YVAIN Yes!

Record and Artist Details

Genre:

Opera

Label: Alpha

Media Format: CD or Download

Media Runtime: 95

Mastering:

DDD

Catalogue Number: ALPHA974

ALPHA974. YVAIN Yes!

Tracks:

Composition Artist Credit
Yes Maurice Yvain, Composer
Amelie Tatti, Clémentine, Soprano
Aurélien Gasse, Monsieur de Saint-Églefin, Baritone
Clement Rochefort, Narrator, Speaker
Frivolités Parisiennes
Guillaume Durand, Maxime Gavard, Baritone
Irina de Baghy, Marquita, Mezzo soprano
Leovanie Raud, Lucette de Saint-Églefin, Singer
Matthieu Dubroca, César, Baritone
Norma Nahoun, Loulou; Lady Wincheston, Soprano
Olivier Podesta, Loysel, Singer
Philippe Brocard, Gavard Père, Baritone
Sandrine Buendia, Totte, Soprano
Sinan Bertrand, Roger; Régor, Tenor

You might already know the title number of Maurice Yvain’s Yes! from Susan Graham’s treasurable French operetta album (Erato, 5/02); but did you ever stop to wonder why that particular monosyllable isn’t in French? All is now clear thanks to this first-ever recording of the full score (or something very like it, anyway). It’s the only word of English known to our ingénue heroine, the Parisian manicurist Totte. Fortunately – since the vermicelli heir Maxime Gavard is about to whirl her off to London for a quickie marriage – it’s the only one she’ll need.

Oh là là! Well, it’s 1928 and this is very much that kind of French operetta. Maxime already has one mistress (married, naturally) and Totte herself has a fiancé (conveniently enough, an aspiring opera singer), but this being Paris these are minor considerations beside the need – and quick! – to extricate Maxime from an arranged engagement to a South American heiress. Yvain and his librettists Albert Willemetz and Paul Géraldy whip the resulting romantic complications into a zesty little soufflé of remarkable tunefulness and charm.

It really fizzes, too: shot through with jazzy syncopation and melodies that dance an elegant line between saucy and sentimental. The spirit of Offenbach at his wickedest is somewhere in the background (Yvain’s tunes have a habit of turning into lilting waltzes, then tripping over themselves with a sudden time-change) but up front, it’s all Charlestons and two-steps, with a slangy libretto that references both the Ballets Russes and Maurice Chevalier. If an operetta could wear a bob and a flapper dress, Yes! would be that show. If it was a drink, it would be a kir royale.

And as performed by Les Frivolités Parisiennes (no conductor is credited), it goes straight to the head. This company performed Yes! on stage in 2016, and you can tell: there’s an effortlessness and a sense of ensemble about both the playing and singing. Like many operettas, Yes! exists in no definitive form. Premiered with a two-piano accompaniment at the tiny Théâtre des Capucines, by the height of its success it had acquired an orchestra of some 35 players. Les Frivolités use those full forces and also incorporate the original two pianos, for champagne sparkle and a touch of cabaret flair.

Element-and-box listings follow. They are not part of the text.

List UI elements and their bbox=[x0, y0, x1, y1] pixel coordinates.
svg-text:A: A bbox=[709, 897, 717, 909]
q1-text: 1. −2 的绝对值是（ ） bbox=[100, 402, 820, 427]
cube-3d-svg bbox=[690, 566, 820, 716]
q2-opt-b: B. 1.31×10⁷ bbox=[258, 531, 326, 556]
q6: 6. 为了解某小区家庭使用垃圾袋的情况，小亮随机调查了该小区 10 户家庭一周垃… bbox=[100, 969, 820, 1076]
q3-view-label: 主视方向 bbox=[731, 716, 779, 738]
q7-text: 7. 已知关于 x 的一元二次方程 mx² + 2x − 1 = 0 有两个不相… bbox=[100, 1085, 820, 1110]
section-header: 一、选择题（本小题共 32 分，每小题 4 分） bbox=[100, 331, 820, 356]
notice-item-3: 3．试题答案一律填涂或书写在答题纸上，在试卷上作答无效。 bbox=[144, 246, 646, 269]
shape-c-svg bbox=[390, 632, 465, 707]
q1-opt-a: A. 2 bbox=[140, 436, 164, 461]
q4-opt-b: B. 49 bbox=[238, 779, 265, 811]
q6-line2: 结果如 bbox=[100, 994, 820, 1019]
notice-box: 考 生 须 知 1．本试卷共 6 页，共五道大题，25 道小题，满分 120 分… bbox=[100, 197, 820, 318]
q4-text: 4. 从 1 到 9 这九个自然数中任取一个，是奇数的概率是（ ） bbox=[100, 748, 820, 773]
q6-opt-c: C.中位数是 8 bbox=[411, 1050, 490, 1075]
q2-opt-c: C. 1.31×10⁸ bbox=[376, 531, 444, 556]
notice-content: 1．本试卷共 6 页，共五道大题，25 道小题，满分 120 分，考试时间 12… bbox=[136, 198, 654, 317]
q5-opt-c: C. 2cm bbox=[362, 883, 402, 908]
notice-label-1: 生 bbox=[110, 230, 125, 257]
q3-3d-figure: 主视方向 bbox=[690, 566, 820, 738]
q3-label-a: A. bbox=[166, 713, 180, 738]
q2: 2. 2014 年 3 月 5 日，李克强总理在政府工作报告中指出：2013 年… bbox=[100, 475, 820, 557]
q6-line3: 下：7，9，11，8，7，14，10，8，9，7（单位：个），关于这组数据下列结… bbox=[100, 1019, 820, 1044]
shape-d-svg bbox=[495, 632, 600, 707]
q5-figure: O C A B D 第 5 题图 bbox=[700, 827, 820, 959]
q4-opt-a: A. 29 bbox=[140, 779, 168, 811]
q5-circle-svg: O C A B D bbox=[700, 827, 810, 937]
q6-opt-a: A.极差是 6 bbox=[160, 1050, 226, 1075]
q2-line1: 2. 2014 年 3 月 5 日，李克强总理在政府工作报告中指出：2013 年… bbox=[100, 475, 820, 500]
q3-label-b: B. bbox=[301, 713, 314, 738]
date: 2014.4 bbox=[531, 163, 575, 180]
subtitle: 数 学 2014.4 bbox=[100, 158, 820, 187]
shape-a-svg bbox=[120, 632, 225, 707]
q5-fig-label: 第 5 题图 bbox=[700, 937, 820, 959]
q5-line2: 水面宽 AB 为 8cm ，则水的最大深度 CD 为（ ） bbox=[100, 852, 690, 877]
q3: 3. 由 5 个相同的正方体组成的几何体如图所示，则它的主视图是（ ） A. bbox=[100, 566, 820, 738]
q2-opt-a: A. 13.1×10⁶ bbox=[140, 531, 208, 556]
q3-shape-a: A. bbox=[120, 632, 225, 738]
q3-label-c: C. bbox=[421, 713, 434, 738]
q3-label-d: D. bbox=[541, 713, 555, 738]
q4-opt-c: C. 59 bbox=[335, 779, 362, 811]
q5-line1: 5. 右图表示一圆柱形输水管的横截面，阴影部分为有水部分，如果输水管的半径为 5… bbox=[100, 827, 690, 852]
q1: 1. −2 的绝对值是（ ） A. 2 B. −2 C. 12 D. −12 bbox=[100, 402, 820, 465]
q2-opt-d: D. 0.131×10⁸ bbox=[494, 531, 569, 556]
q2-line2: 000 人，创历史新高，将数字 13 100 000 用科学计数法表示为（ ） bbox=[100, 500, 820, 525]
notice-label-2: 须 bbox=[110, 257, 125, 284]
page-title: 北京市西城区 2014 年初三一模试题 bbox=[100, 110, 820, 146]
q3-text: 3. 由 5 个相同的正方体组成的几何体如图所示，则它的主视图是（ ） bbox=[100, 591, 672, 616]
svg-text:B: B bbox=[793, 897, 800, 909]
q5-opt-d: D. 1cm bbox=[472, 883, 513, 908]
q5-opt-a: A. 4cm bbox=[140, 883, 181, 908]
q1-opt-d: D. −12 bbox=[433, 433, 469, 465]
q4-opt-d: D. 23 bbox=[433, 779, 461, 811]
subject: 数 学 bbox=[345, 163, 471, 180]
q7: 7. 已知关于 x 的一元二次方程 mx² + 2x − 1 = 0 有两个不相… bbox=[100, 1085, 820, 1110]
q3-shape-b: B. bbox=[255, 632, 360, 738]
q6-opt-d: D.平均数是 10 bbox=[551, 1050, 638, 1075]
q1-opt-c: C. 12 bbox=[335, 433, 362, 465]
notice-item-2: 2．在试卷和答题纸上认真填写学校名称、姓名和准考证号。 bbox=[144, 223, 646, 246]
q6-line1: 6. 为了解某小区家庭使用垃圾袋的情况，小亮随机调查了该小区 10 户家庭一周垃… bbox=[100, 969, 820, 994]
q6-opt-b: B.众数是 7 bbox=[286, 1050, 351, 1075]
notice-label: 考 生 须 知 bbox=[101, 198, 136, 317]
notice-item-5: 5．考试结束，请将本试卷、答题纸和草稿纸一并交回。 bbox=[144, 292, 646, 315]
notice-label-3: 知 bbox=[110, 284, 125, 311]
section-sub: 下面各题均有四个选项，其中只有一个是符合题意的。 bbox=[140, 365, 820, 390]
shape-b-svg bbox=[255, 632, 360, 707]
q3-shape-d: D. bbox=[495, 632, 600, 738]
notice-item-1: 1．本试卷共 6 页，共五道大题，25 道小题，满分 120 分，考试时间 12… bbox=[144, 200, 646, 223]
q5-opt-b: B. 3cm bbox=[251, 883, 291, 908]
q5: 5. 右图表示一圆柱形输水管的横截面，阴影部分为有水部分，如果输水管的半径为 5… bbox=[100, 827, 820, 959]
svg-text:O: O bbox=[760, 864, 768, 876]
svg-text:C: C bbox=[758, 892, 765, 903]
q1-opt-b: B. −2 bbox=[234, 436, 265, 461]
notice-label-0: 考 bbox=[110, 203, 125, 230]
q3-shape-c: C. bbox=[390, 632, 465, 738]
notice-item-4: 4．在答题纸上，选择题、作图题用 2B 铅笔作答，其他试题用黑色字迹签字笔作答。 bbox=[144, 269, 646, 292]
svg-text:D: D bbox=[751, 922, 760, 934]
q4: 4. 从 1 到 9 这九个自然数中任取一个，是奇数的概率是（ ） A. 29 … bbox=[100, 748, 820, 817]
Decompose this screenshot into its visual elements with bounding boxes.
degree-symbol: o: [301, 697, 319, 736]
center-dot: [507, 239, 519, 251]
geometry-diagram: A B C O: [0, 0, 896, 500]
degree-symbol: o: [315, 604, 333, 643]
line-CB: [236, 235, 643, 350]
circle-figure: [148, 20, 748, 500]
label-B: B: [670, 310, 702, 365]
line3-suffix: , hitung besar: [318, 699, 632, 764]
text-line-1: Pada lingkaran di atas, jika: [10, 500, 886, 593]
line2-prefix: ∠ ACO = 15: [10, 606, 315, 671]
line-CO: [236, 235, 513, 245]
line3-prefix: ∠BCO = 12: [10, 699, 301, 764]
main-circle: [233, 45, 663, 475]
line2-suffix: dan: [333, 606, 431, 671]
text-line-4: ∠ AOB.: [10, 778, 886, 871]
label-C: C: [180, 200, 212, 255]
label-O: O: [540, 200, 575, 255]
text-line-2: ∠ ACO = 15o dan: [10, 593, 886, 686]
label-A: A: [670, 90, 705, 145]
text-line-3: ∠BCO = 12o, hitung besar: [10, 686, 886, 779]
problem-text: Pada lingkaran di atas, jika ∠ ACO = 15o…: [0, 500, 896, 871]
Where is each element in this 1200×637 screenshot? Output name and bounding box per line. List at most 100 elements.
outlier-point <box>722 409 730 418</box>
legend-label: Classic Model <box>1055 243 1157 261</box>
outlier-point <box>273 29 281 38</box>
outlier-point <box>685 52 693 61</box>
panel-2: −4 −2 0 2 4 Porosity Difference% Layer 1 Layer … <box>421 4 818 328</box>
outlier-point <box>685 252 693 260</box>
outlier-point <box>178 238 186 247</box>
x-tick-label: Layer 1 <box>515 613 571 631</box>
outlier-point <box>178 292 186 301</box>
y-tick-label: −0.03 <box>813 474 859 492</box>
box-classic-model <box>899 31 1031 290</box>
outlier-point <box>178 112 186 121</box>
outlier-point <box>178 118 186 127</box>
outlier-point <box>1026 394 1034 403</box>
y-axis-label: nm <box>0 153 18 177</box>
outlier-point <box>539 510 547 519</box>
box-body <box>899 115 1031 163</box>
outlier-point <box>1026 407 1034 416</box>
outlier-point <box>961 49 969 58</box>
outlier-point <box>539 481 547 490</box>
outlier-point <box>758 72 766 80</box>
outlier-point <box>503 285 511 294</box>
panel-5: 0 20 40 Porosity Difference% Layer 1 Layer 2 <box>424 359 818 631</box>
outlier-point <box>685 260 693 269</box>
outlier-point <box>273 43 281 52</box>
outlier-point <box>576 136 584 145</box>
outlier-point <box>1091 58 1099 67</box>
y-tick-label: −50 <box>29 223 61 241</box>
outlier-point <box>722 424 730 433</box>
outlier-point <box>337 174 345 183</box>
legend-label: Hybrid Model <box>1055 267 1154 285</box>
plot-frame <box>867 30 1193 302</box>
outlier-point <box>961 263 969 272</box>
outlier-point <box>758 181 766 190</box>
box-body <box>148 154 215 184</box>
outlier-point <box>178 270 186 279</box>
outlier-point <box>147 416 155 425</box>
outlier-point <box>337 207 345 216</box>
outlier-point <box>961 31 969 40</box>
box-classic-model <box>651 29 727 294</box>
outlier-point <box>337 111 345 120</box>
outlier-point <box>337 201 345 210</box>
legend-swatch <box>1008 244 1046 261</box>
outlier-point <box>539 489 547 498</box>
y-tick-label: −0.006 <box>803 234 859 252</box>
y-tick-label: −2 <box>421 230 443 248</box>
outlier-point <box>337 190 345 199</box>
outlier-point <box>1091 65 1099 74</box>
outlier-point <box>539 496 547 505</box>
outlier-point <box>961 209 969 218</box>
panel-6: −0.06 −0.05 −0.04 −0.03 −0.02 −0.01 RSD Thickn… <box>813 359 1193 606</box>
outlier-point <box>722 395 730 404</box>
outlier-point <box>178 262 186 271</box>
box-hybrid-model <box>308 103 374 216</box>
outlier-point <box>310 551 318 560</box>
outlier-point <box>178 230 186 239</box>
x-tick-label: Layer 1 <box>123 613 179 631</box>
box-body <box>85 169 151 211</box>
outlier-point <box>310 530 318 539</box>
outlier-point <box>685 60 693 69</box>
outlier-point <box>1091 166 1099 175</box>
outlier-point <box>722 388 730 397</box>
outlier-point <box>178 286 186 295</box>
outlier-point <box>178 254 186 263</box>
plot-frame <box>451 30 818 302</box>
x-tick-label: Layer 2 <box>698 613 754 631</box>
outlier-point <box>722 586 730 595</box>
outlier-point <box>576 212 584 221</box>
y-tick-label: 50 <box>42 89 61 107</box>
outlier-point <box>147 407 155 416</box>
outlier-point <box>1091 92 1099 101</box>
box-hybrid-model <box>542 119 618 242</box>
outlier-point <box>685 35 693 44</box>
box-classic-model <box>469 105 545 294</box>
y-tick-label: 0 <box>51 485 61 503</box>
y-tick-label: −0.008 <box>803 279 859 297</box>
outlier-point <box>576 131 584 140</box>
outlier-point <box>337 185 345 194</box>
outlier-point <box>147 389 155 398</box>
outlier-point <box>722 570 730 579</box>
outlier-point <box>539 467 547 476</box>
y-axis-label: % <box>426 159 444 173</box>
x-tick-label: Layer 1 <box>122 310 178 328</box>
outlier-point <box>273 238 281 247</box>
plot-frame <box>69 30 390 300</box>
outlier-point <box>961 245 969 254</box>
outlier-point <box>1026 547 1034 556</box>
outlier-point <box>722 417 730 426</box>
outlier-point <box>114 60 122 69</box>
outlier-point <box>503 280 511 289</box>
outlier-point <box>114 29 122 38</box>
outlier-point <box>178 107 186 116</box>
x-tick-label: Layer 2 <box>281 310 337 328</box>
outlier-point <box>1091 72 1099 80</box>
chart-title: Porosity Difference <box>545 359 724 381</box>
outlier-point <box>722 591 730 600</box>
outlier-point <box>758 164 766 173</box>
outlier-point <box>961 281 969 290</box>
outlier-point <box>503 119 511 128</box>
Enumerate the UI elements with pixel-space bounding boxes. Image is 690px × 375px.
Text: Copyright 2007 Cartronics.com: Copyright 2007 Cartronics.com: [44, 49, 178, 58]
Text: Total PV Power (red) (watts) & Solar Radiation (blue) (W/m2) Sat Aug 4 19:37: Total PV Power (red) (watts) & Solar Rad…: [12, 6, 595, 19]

In the absence of spoken dialogue (replaced by a narration in French, with no translations provided), it must be said that you don’t get much sense of the (numerous) individual characters through the music alone. There are at least three singing characters whose presence goes wholly unexplained in the short synopsis. Alongside the bombastic bluster of the noodle magnate Gavard Père (Philippe Brocard, sounding bluff) and the Latin stylings of Maxime’s would-be wife Marquita (Irina de Baghy has a suitably tangy lower register), the character who emerges most vividly is Totte herself, and Sandrine Buendia sings sweetly and ardently with just a hint of (appropriate) Gallic tartness at the top.

Brocard apart, the men are not obviously operatic singers, but they hit their notes cleanly and have no difficulty carrying their individual lines in Yvain’s numerous ensembles – stepping lightly over some truly tongue-twisting lyrics. Their vibrato-lite style is entirely appropriate; you do wonder if they’d struggle with an orchestra of this size in a theatre but that doesn’t concern them here, and it needn’t concern us either. If a bubbly, slightly naughty 90 minutes in jazz-age Paris sounds like your idea of fun, the verdict can only be a resounding Oui.